Gestern noch im grauen, kalten deutschen Corona-Alltag stehen mein Freund Ivor Vancuylenburg und ich heute in der flimmernden Hitze des Afrikanischen Buschs. Der Blick auf die eisbedeckten Vulkangipfel des Kilimanjaro scheint schon beinahe unwirklich angesichts der endlosen trockenen Savanne des südlichen Amboseli Nationalparks. Die morgendliche Fußpirsch mit dem stolzen Masaai Steve zeigt schnell welch bedeutendes Ökosystem das Gebiet von Kilimanjaro West und Amboseli für die Wildtiermigration darstellt. Auf der Suche nach Wasser und Nahrung nutzen seit Jahrtausenden Büffel, Antilopen und Elefanten den Land Korridor zu den regenreichen Vulkanen von Mont Meru und Kilimanjaro. So auch der ausgewachsene Elefantenbulle der uns jetzt bedrohlich nahe gekommen ist und wütend mit dem Rüssel und den Vorderfüßen roten Staub aufwirbelt. Das schützende Blech unseres Toyota Landcruisers mit Fahrer Hosea steht Kilometer weit entfernt unter einem Akazienbaum. So wird schnell klar, dass nur noch ein langsamer „geordneter Rückzug“, den sechs Tonnen schweren Einzelgänger nicht aus dem Auge lassend, die richtige Entscheidung sein kann. Auf den Masaai-Speer wollen wir uns als langjährige Naturschützer und Afrika-Kenner besser nicht verlassen, auch Massai Krieger Steve ist sichtlich über jeden Meter Distanz zu dem weiterhin Wut schnaufenden grauen Riesen erleichtert. Begegnungen dieser Art sind uns nicht unbekannt, erst im Dezember 2018 wurde ich bei der Besteigung des Berges Mount Meru auf 3500 Metern Höhe von einem jungen Elefantenbullen eindrucksvoll darauf hingewiesen wer hier im Regenwald der Chef ist!

Meine damalige Trekkinggruppe berichtet noch heute mit Gänsehaut über das Erlebnis.
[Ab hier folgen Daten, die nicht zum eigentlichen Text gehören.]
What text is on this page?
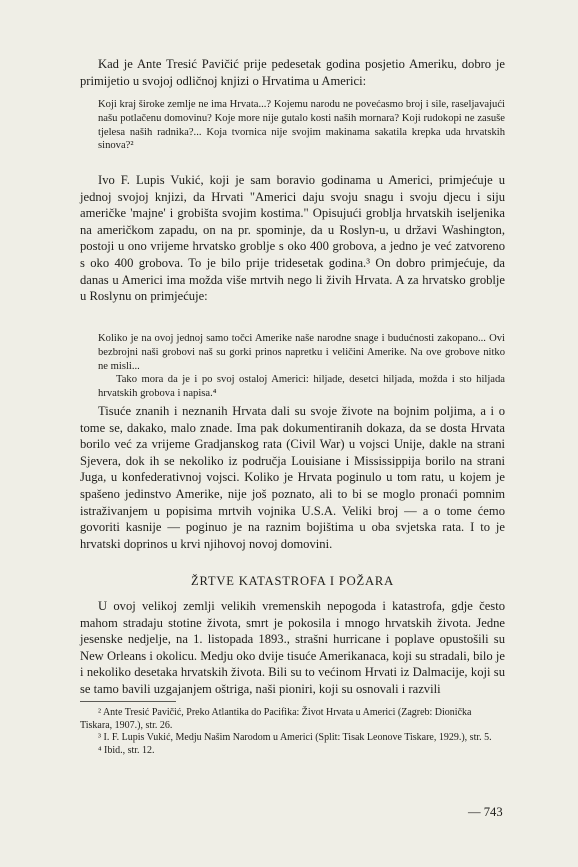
Kad je Ante Tresić Pavičić prije pedesetak godina posjetio Ameriku, dobro je primijetio u svojoj odličnoj knjizi o Hrvatima u Americi:

Koji kraj široke zemlje ne ima Hrvata...? Kojemu narodu ne povećasmo broj i sile, raseljavajući našu potlačenu domovinu? Koje more nije gutalo kosti naših mornara? Koji rudokopi ne zasuše tjelesa naših radnika?... Koja tvornica nije svojim makinama sakatila krepka uda hrvatskih sinova?²

Ivo F. Lupis Vukić, koji je sam boravio godinama u Americi, primjećuje u jednoj svojoj knjizi, da Hrvati "Americi daju svoju snagu i svoju djecu i siju američke 'majne' i grobišta svojim kostima." Opisujući groblja hrvatskih iseljenika na američkom zapadu, on na pr. spominje, da u Roslyn-u, u državi Washington, postoji u ono vrijeme hrvatsko groblje s oko 400 grobova, a jedno je već zatvoreno s oko 400 grobova. To je bilo prije tridesetak godina.³ On dobro primjećuje, da danas u Americi ima možda više mrtvih nego li živih Hrvata. A za hrvatsko groblje u Roslynu on primjećuje:

Koliko je na ovoj jednoj samo točci Amerike naše narodne snage i budućnosti zakopano... Ovi bezbrojni naši grobovi naš su gorki prinos napretku i veličini Amerike. Na ove grobove nitko ne misli...

Tako mora da je i po svoj ostaloj Americi: hiljade, desetci hiljada, možda i sto hiljada hrvatskih grobova i napisa.⁴

Tisuće znanih i neznanih Hrvata dali su svoje živote na bojnim poljima, a i o tome se, dakako, malo znade. Ima pak dokumentiranih dokaza, da se dosta Hrvata borilo već za vrijeme Gradjanskog rata (Civil War) u vojsci Unije, dakle na strani Sjevera, dok ih se nekoliko iz područja Louisiane i Mississippija borilo na strani Juga, u konfederativnoj vojsci. Koliko je Hrvata poginulo u tom ratu, u kojem je spašeno jedinstvo Amerike, nije još poznato, ali to bi se moglo pronaći pomnim istraživanjem u popisima mrtvih vojnika U.S.A. Veliki broj — a o tome ćemo govoriti kasnije — poginuo je na raznim bojištima u oba svjetska rata. I to je hrvatski doprinos u krvi njihovoj novoj domovini.

ŽRTVE KATASTROFA I POŽARA

U ovoj velikoj zemlji velikih vremenskih nepogoda i katastrofa, gdje često mahom stradaju stotine života, smrt je pokosila i mnogo hrvatskih života. Jedne jesenske nedjelje, na 1. listopada 1893., strašni hurricane i poplave opustošili su New Orleans i okolicu. Medju oko dvije tisuće Amerikanaca, koji su stradali, bilo je i nekoliko desetaka hrvatskih života. Bili su to većinom Hrvati iz Dalmacije, koji su se tamo bavili uzgajanjem oštriga, naši pioniri, koji su osnovali i razvili

² Ante Tresić Pavičić, Preko Atlantika do Pacifika: Život Hrvata u Americi (Zagreb: Dionička Tiskara, 1907.), str. 26.

³ I. F. Lupis Vukić, Medju Našim Narodom u Americi (Split: Tisak Leonove Tiskare, 1929.), str. 5.

⁴ Ibid., str. 12.

— 743
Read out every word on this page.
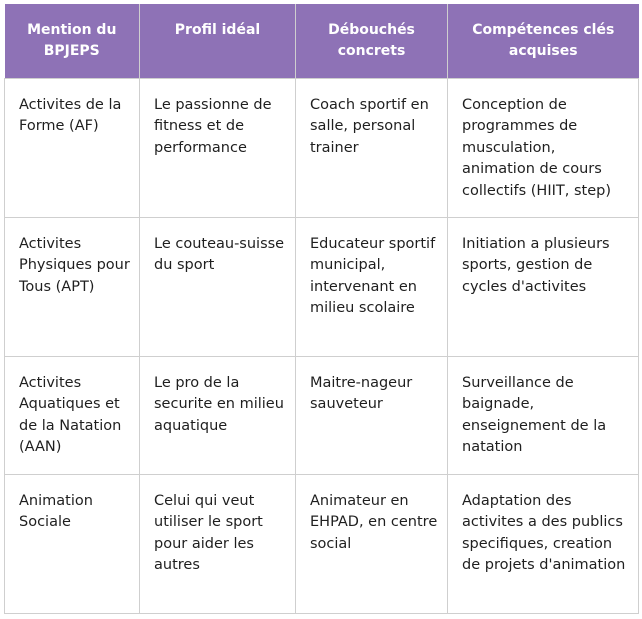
Mention du BPJEPS	Profil idéal	Débouchés concrets	Compétences clés acquises
Activites de la Forme (AF)	Le passionne de fitness et de performance	Coach sportif en salle, personal trainer	Conception de programmes de musculation, animation de cours collectifs (HIIT, step)
Activites Physiques pour Tous (APT)	Le couteau-suisse du sport	Educateur sportif municipal, intervenant en milieu scolaire	Initiation a plusieurs sports, gestion de cycles d'activites
Activites Aquatiques et de la Natation (AAN)	Le pro de la securite en milieu aquatique	Maitre-nageur sauveteur	Surveillance de baignade, enseignement de la natation
Animation Sociale	Celui qui veut utiliser le sport pour aider les autres	Animateur en EHPAD, en centre social	Adaptation des activites a des publics specifiques, creation de projets d'animation
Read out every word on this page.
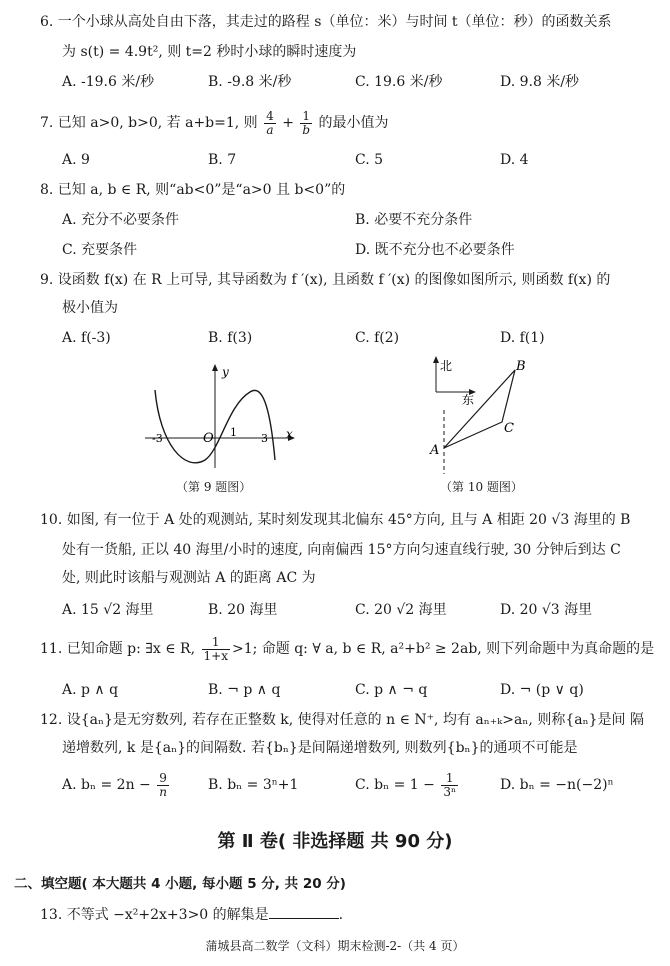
6. 一个小球从高处自由下落，其走过的路程 s（单位：米）与时间 t（单位：秒）的函数关系
为 s(t) = 4.9t², 则 t=2 秒时小球的瞬时速度为
A. -19.6 米/秒	B. -9.8 米/秒	C. 19.6 米/秒	D. 9.8 米/秒
7. 已知 a>0, b>0, 若 a+b=1, 则 $\frac{4}{a} + \frac{1}{b}$ 的最小值为
A. 9	B. 7	C. 5	D. 4
8. 已知 a, b ∈ R, 则“ab<0”是“a>0 且 b<0”的
A. 充分不必要条件	B. 必要不充分条件
C. 充要条件	D. 既不充分也不必要条件
9. 设函数 f(x) 在 R 上可导, 其导函数为 f ′(x), 且函数 f ′(x) 的图像如图所示, 则函数 f(x) 的
极小值为
A. f(-3)	B. f(3)	C. f(2)	D. f(1)
y
x
O
-3	1 3
（第 9 题图）
北
东
A
B
C
（第 10 题图）
10. 如图, 有一位于 A 处的观测站, 某时刻发现其北偏东 45°方向, 且与 A 相距 20 √3 海里的 B
处有一货船, 正以 40 海里/小时的速度, 向南偏西 15°方向匀速直线行驶, 30 分钟后到达 C
处, 则此时该船与观测站 A 的距离 AC 为
A. 15 √2 海里	B. 20 海里	C. 20 √2 海里	D. 20 √3 海里
11. 已知命题 p: ∃x ∈ R, $\frac{1}{1+x} >1$; 命题 q: ∀ a, b ∈ R, a²+b² ≥ 2ab, 则下列命题中为真命题的是
A. p ∧ q	B. ¬ p ∧ q	C. p ∧ ¬ q	D. ¬ (p ∨ q)
12. 设{aₙ}是无穷数列, 若存在正整数 k, 使得对任意的 n ∈ N⁺, 均有 aₙ₊ₖ>aₙ, 则称{aₙ}是间 隔
递增数列, k 是{aₙ}的间隔数. 若{bₙ}是间隔递增数列, 则数列{bₙ}的通项不可能是
A. $b_n = 2n - \frac{9}{n}$	B. bₙ = 3ⁿ+1	C. $b_n = 1 - \frac{1}{\text{3ⁿ}}$	D. bₙ = −n(−2)ⁿ
第 Ⅱ 卷( 非选择题 共 90 分)
二、填空题( 本大题共 4 小题, 每小题 5 分, 共 20 分)
13. 不等式 −x²+2x+3>0 的解集是	.
蒲城县高二数学（文科）期末检测-2-（共 4 页）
Zurück im schützenden Toyota Landcruiser auf dem Weg zur Lodge begegnen wir immer öfter kleinen Ziegen- und Rinderherden, welche von Kindern auf der Suche nach etwas Grün durch den Busch geführt werden. Es sind Kinder vom Nomadenstamm der Maasai die hier in der Savanne westlich des Kilimanjaros bereits im Alter von fünf oder sechs Jahren Verantwortung übernehmen müssen! Verantwortung für das einzige Kapital der Familie, das Vieh.
Täglich sind die Kinder aber auch den Gefahren im Busch ausgesetzt. Beinahe kommt in mir Scharm auf, wenn ich an die Begegnung mit dem Elefantenbullen vor wenigen Minuten denke…

 

Sieht so der Garten Eden aus? Im Schatten des Kilimanjaro

Morgen wollen wir in unserem Masaai-Dorf Namayani, kaum eine halbe Stunde Fahrzeit von hier die neue Schulküche der Ostafrika-Kinderhilfe in Betrieb nehmen. Die rund 125 Kinder der Schule haben Glück. Ihnen bleibt das tägliche Viehhüten zumindest während der Schulzeit erspart, aber nicht der lange und gefährliche Schulweg durch den Busch.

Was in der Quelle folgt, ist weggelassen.